Methods: An optical dosimeter using phosphor scintillation was developed to map and interactively analyze the shapes and sizes of spots for a Siemens modulated-scanning system. The pixel dose response to proton & carbon ion had been calibrated first.The dose response was further studied at 0.5cm depth of using uniform 10 cm square field of 6 different energy levels carbon-ion beams proton beams at IONTRIS system. Phosphor scintillation screen of the optical dosimeter was at the isocenter of these beams and at each energy level 7 different dose levels was delivered to the isocenter on the screen, after that all of visible fluorescence were collected by the DSLR camera to generate raw data file for each beam. ImageJ processing software was performed to get the visible fluorescence gray scale value.Analyze the data value and find out dose response curve to evaluate this system.

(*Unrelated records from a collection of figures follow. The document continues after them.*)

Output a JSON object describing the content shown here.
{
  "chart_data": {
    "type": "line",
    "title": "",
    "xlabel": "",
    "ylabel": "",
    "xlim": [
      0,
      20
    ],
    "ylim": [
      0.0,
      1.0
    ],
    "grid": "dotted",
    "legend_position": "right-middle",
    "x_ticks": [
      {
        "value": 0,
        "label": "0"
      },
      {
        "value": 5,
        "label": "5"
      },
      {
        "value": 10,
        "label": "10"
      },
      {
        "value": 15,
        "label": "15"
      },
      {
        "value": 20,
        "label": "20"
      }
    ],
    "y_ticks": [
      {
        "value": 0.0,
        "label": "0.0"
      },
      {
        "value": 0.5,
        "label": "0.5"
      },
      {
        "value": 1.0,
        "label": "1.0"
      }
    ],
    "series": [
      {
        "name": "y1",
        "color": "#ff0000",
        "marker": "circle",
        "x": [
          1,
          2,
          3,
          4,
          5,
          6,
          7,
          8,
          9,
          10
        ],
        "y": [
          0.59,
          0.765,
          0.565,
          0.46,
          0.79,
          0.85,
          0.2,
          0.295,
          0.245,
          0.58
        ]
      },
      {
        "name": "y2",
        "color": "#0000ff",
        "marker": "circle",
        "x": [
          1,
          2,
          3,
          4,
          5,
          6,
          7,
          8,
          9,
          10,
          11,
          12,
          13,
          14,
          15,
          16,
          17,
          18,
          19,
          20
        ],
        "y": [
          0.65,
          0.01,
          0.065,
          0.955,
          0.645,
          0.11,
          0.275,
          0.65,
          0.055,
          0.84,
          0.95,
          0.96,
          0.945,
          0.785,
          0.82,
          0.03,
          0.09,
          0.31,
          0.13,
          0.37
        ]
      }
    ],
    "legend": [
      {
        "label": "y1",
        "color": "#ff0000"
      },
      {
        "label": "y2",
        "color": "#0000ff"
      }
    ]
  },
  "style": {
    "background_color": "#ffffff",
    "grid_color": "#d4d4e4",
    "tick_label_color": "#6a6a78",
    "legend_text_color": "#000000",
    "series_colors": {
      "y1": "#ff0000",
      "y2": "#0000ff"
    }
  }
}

Results: Similar dose responses were observed for high and low energy carbon ion and proton beams. When the DSLR device measurement condition was lens aperture3.5 and ISO100, the mean gray scale values of 0.25Gyto5Gy for each carbon Ion energy levels were from 8987.25 to 62313.41, and for each proton energy levels were from 3243.91 to 45754.16 respectively. The variation of gray scale values was within approximate linear relationship for both proton beams and carbon ion beams.

Conclusion: During the routine QA of a modulated-scanning ion beam facility, the optical dosimeter could efficiently measure the dose response below 5Gy and substantial no obvious energy dependence for different energy levels. So this device could become a replacement of the traditional film exposure method for dose response measurement in facility quality control workflow.